Kim’s famous dot paintings -- which he started to explore in the mid-1960s -- unfold in the second part of the exhibition. Kim moved to New York in 1963 at the age of 50 to explore the global art scene and died in 1974 in the city. His paintings during this period are considered the pinnacle of his art, showing the development of Kim's artistic language.
"Some may have heard Kim was inspired by Pablo Picasso, but Kim also admired French artist Georges Rouault. Kim's paintings have some similarities with those by Rouault in their composition and matiere texture," Tae said.
The agony, loneliness and joy that the artist might have felt, constantly painting dots and lines all over the canvas, are delivered through quotes from Kim’s diary that are displayed along with the paintings.
“It looks (like) I have to endure loneliness. I will just think of art,” an excerpt from a diary entry on Jan. 2, 1970, reads.
Blue, yellow and red dot paintings are reminiscent of nature, such as the deep blue ocean or sunlight. The artist was born in a small rural town in South Jeolla Province surrounded by the sea.
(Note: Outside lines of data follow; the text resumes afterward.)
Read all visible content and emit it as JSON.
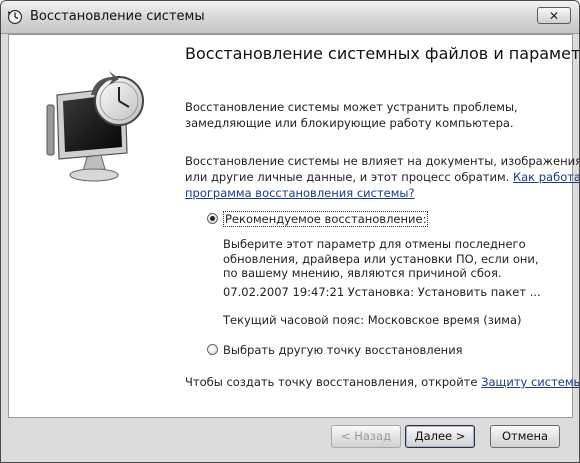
{
  "window": {
    "title": "Восстановление системы",
    "close_label": "✕"
  },
  "main": {
    "heading": "Восстановление системных файлов и параметров",
    "para1_line1": "Восстановление системы может устранить проблемы,",
    "para1_line2": "замедляющие или блокирующие работу компьютера.",
    "para2_line1": "Восстановление системы не влияет на документы, изображения",
    "para2_line2_text": "или другие личные данные, и этот процесс обратим. ",
    "para2_link_part1": "Как работает",
    "para2_link_part2": "программа восстановления системы?"
  },
  "options": {
    "recommended": {
      "label": "Рекомендуемое восстановление:",
      "selected": true,
      "desc_line1": "Выберите этот параметр для отмены последнего",
      "desc_line2": "обновления, драйвера или установки ПО, если они,",
      "desc_line3": "по вашему мнению, являются причиной сбоя.",
      "restore_point": "07.02.2007 19:47:21 Установка: Установить пакет ...",
      "timezone": "Текущий часовой пояс: Московское время (зима)"
    },
    "other": {
      "label": "Выбрать другую точку восстановления",
      "selected": false
    }
  },
  "footer": {
    "text": "Чтобы создать точку восстановления, откройте ",
    "link": "Защиту системы",
    "text_end": "."
  },
  "buttons": {
    "back": "< Назад",
    "next": "Далее >",
    "cancel": "Отмена"
  },
  "icons": {
    "title": "system-restore-icon",
    "hero": "monitor-clock-icon"
  }
}
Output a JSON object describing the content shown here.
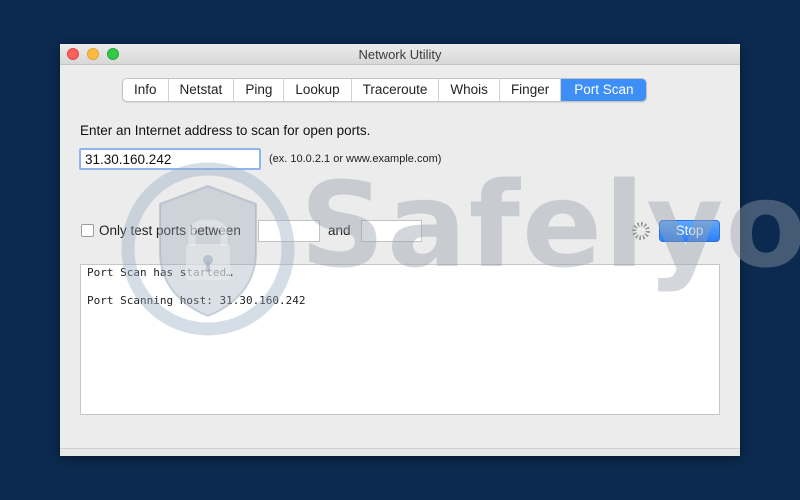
{
  "window": {
    "title": "Network Utility"
  },
  "tabs": [
    {
      "label": "Info",
      "active": false
    },
    {
      "label": "Netstat",
      "active": false
    },
    {
      "label": "Ping",
      "active": false
    },
    {
      "label": "Lookup",
      "active": false
    },
    {
      "label": "Traceroute",
      "active": false
    },
    {
      "label": "Whois",
      "active": false
    },
    {
      "label": "Finger",
      "active": false
    },
    {
      "label": "Port Scan",
      "active": true
    }
  ],
  "portscan": {
    "prompt": "Enter an Internet address to scan for open ports.",
    "address_value": "31.30.160.242",
    "address_hint": "(ex. 10.0.2.1 or www.example.com)",
    "only_ports_label": "Only test ports between",
    "only_ports_checked": false,
    "and_label": "and",
    "port_from_value": "",
    "port_to_value": "",
    "stop_label": "Stop",
    "output_lines": [
      "Port Scan has started…",
      "",
      "Port Scanning host: 31.30.160.242"
    ]
  },
  "watermark": {
    "text": "Safelyo"
  },
  "colors": {
    "background": "#0c2a4f",
    "accent": "#3d8ef7",
    "close": "#fc605c",
    "minimize": "#fdbc40",
    "maximize": "#34c84a"
  }
}
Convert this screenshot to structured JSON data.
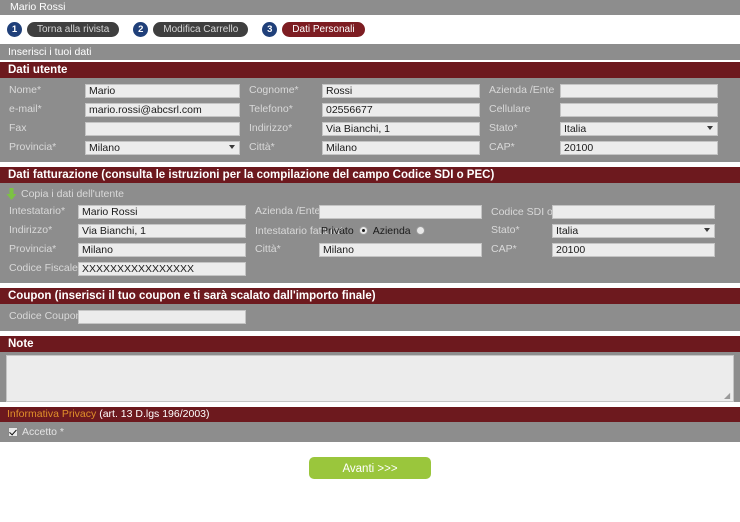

Toward the end of the exhibition, black and grey dot paintings take over as if Kim was hinting at his imminent death. His paintings from 1974 are a pivot from the colorful paintings of his previous years. He suffered a stroke and was admitted to a hospital in New York on July 7, 1974, and died July 25 at the age of 61.
The exhibition runs through Sept. 10 and requires online reservation.
The Hoam Museum of Art was established in 1982 by Samsung founder Lee Byung-chul to house Lee's traditional Korean art collection. The garden at the museum, Hee Won, is known as one of the best representations of traditional Korean gardens.